El cielo crepuscular era de un rosa oscuro sobre el Monte Pavonis. Al este se extendía la granja de Kicosia, un invernadero largo y bajo que descendía en pendiente desde la ciudad; más allá se alcanzaba a ver la granja toda verde y más grande que la ciudad propiamente dicha. Frank caminó con torpeza hacia una de sus antecámaras exteriores y entró.
Dentro de la granja hacía calor, quince grados más que afuera y cuatro más que en la ciudad. No se quitó el casco, ya que el aire de la granja estaba preparado para las plantas, cargado de CO2, y pobre en oxígeno. Se detuvo y hurgó en los cajones de herramientas pequeñas y parches de pesticida, guantes y bolsas. Eligió tres parches diminutos y los metió en una bolsa de plástico; luego se los guardó con cuidado en el bolsillo del traje. Los parches eran pesticidas inteligentes, biosaboteadores diseñados para proporcionar a las plantas defensas sistémicas; había estado informándose y conocía una combinación que sería mortífera para un organismo animal…

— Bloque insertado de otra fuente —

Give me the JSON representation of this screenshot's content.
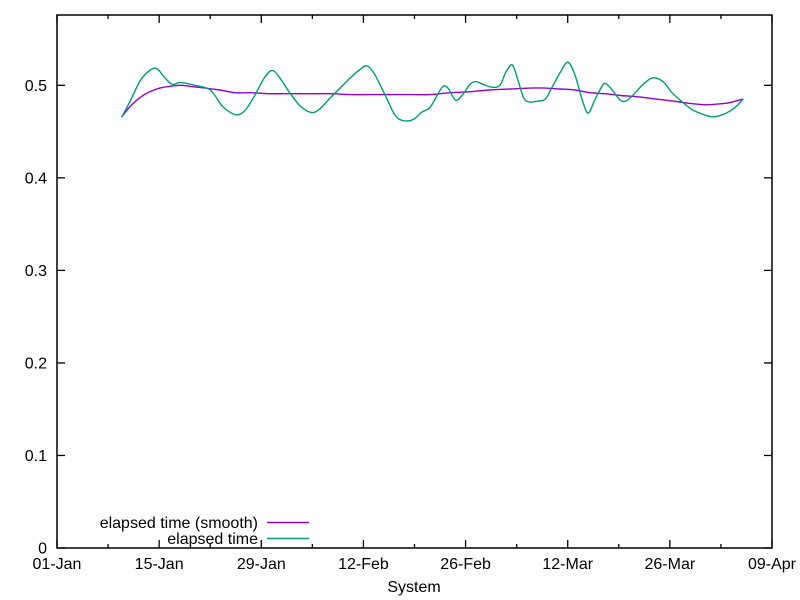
{
  "figure": {
    "background": "#ffffff",
    "border_color": "#000000",
    "text_color": "#000000"
  },
  "chart_data": {
    "type": "line",
    "title": "",
    "xlabel": "System",
    "ylabel": "",
    "grid": false,
    "legend_position": "inside-bottom-left",
    "x_axis": {
      "range_days": [
        0,
        98
      ],
      "major_ticks": [
        {
          "day": 0,
          "label": "01-Jan"
        },
        {
          "day": 14,
          "label": "15-Jan"
        },
        {
          "day": 28,
          "label": "29-Jan"
        },
        {
          "day": 42,
          "label": "12-Feb"
        },
        {
          "day": 56,
          "label": "26-Feb"
        },
        {
          "day": 70,
          "label": "12-Mar"
        },
        {
          "day": 84,
          "label": "26-Mar"
        },
        {
          "day": 98,
          "label": "09-Apr"
        }
      ],
      "minor_tick_days": [
        7,
        21,
        35,
        49,
        63,
        77,
        91
      ],
      "ticks_mirrored_on_top": true
    },
    "y_axis": {
      "range": [
        0,
        0.576
      ],
      "major_ticks": [
        {
          "value": 0,
          "label": "0"
        },
        {
          "value": 0.1,
          "label": "0.1"
        },
        {
          "value": 0.2,
          "label": "0.2"
        },
        {
          "value": 0.3,
          "label": "0.3"
        },
        {
          "value": 0.4,
          "label": "0.4"
        },
        {
          "value": 0.5,
          "label": "0.5"
        }
      ],
      "ticks_mirrored_on_right": true
    },
    "series": [
      {
        "name": "elapsed time (smooth)",
        "color": "#9400d3",
        "points": [
          [
            8.9,
            0.466
          ],
          [
            10.0,
            0.477
          ],
          [
            11.4,
            0.487
          ],
          [
            12.7,
            0.493
          ],
          [
            14.1,
            0.497
          ],
          [
            15.5,
            0.499
          ],
          [
            16.9,
            0.5
          ],
          [
            18.2,
            0.499
          ],
          [
            20.3,
            0.497
          ],
          [
            22.3,
            0.495
          ],
          [
            24.4,
            0.492
          ],
          [
            26.5,
            0.492
          ],
          [
            29.2,
            0.491
          ],
          [
            31.9,
            0.491
          ],
          [
            34.7,
            0.491
          ],
          [
            37.4,
            0.491
          ],
          [
            40.2,
            0.49
          ],
          [
            42.9,
            0.49
          ],
          [
            45.6,
            0.49
          ],
          [
            48.4,
            0.49
          ],
          [
            51.1,
            0.49
          ],
          [
            53.9,
            0.492
          ],
          [
            56.6,
            0.493
          ],
          [
            59.3,
            0.495
          ],
          [
            62.1,
            0.496
          ],
          [
            64.8,
            0.497
          ],
          [
            66.9,
            0.497
          ],
          [
            68.9,
            0.496
          ],
          [
            71.0,
            0.495
          ],
          [
            73.0,
            0.492
          ],
          [
            75.1,
            0.491
          ],
          [
            77.2,
            0.489
          ],
          [
            79.2,
            0.488
          ],
          [
            81.3,
            0.486
          ],
          [
            83.3,
            0.484
          ],
          [
            85.4,
            0.482
          ],
          [
            87.2,
            0.48
          ],
          [
            89.0,
            0.479
          ],
          [
            90.9,
            0.48
          ],
          [
            92.0,
            0.481
          ],
          [
            93.0,
            0.483
          ],
          [
            94.0,
            0.485
          ]
        ]
      },
      {
        "name": "elapsed time",
        "color": "#009e73",
        "points": [
          [
            8.9,
            0.466
          ],
          [
            10.1,
            0.484
          ],
          [
            11.4,
            0.505
          ],
          [
            12.7,
            0.516
          ],
          [
            13.7,
            0.518
          ],
          [
            14.8,
            0.508
          ],
          [
            15.8,
            0.501
          ],
          [
            16.9,
            0.503
          ],
          [
            18.9,
            0.5
          ],
          [
            21.0,
            0.495
          ],
          [
            22.6,
            0.478
          ],
          [
            23.7,
            0.471
          ],
          [
            24.7,
            0.468
          ],
          [
            25.8,
            0.473
          ],
          [
            27.1,
            0.489
          ],
          [
            28.5,
            0.509
          ],
          [
            29.6,
            0.516
          ],
          [
            30.8,
            0.505
          ],
          [
            31.9,
            0.492
          ],
          [
            33.3,
            0.478
          ],
          [
            34.7,
            0.471
          ],
          [
            35.8,
            0.473
          ],
          [
            37.4,
            0.486
          ],
          [
            38.8,
            0.497
          ],
          [
            40.2,
            0.508
          ],
          [
            41.5,
            0.517
          ],
          [
            42.5,
            0.521
          ],
          [
            43.6,
            0.511
          ],
          [
            45.0,
            0.489
          ],
          [
            46.3,
            0.468
          ],
          [
            47.4,
            0.462
          ],
          [
            48.8,
            0.463
          ],
          [
            50.0,
            0.471
          ],
          [
            51.1,
            0.476
          ],
          [
            52.1,
            0.489
          ],
          [
            52.9,
            0.499
          ],
          [
            53.6,
            0.497
          ],
          [
            54.6,
            0.484
          ],
          [
            55.5,
            0.489
          ],
          [
            56.6,
            0.501
          ],
          [
            57.4,
            0.504
          ],
          [
            58.4,
            0.501
          ],
          [
            59.6,
            0.498
          ],
          [
            60.7,
            0.5
          ],
          [
            61.5,
            0.514
          ],
          [
            62.4,
            0.522
          ],
          [
            63.2,
            0.505
          ],
          [
            64.0,
            0.486
          ],
          [
            64.8,
            0.482
          ],
          [
            65.9,
            0.483
          ],
          [
            66.9,
            0.485
          ],
          [
            67.8,
            0.497
          ],
          [
            68.9,
            0.513
          ],
          [
            70.0,
            0.525
          ],
          [
            71.0,
            0.511
          ],
          [
            72.0,
            0.484
          ],
          [
            72.8,
            0.47
          ],
          [
            73.7,
            0.484
          ],
          [
            74.7,
            0.499
          ],
          [
            75.2,
            0.502
          ],
          [
            76.1,
            0.495
          ],
          [
            77.2,
            0.484
          ],
          [
            78.0,
            0.483
          ],
          [
            78.9,
            0.489
          ],
          [
            80.2,
            0.5
          ],
          [
            81.3,
            0.507
          ],
          [
            82.1,
            0.508
          ],
          [
            83.2,
            0.503
          ],
          [
            84.3,
            0.492
          ],
          [
            85.7,
            0.482
          ],
          [
            87.0,
            0.474
          ],
          [
            88.4,
            0.469
          ],
          [
            89.8,
            0.466
          ],
          [
            91.1,
            0.468
          ],
          [
            92.2,
            0.472
          ],
          [
            93.2,
            0.478
          ],
          [
            94.0,
            0.485
          ]
        ]
      }
    ]
  }
}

Guardó unas cizallas en el otro bolsillo del traje. Unos estrechos senderos de grava lo llevaron por entre largos bancales de cebada y trigo de regreso a la ciudad. Entró en la antecámara, se soltó el casco, se quitó a tirones el traje y las botas y pasó el contenido de los bolsillos del traje a la chaqueta. Luego volvió a la parte baja de la ciudad.
Allí los árabes habían construido una medina, diciendo que un barrio así era crucial para la salud de los ciudadanos; los bulevares se estrechaban y entre ellos se extendía un laberinto de tortuosas callejuelas copiadas directamente de los mapas de Túnez o Argel, o generadas al azar. No era posible allí ver un bulevar desde otro, y arriba el cielo sólo asomaba en franjas moradas entre los edificios inclinados.
La mayoría de los callejones estaban ahora vacíos, ya que la fiesta se celebraba en la parte alta de la ciudad. Una pareja de gatos avanzaba furtivamente entre los edificios, explorando. Frank se sacó las cizallas del bolsillo y arañó en algunas ventanas de plástico, en árabe, Judío, Judío, Judío. Siguió caminando, silbando entre dientes. Los cafés de las esquinas eran pequeñas cuevas de luz. Las botellas tintineaban como los martillos de los prospectores de minas. Un árabe estaba sentado sobre un altavoz bajo y negro tocando una guitarra eléctrica.
Llegó al bulevar central y subió. Sentados en las ramas de los tilos y los sicómoros, los niños se gritaban unos a otros canciones en inglés o en schwyzerdüütsch. Una de ellas decía:
Pequeñas y desorganizadas bandas de música se movían entre la creciente multitud. Algunos hombres con bigote, vestidos como animadoras norteamericanas, se contoneaban con habilidad en un complicado número de cancán. Los niños aporreaban pequeños tambores de plástico. Había mucho ruido; aunque las paredes de la tienda absorbían el sonido y no se oía ningún eco, como bajo la bóveda de un cráter.
Allí arriba, donde el bulevar se abría al parque de sicómoros, estaba John en persona, rodeado por una pequeña multitud. Vio acercarse a Chalmers y lo saludó con la mano, identificándolo a pesar de la máscara. Hasta ese extremo habían llegado a conocerse los primeros cien…
—Eh, Frank —dijo—. Parece que te diviertes.
—Así es —repuso Frank a través de la máscara—. Me encantan las ciudades como ésta, ¿a ti no? Un rebaño de especies mezcladas. Marte es una colección de culturas. —La sonrisa de John fue relajada. Miró a lo largo del bulevar. Bruscamente, Frank dijo:— Un lugar así es un estorbo para tus planes, ¿no?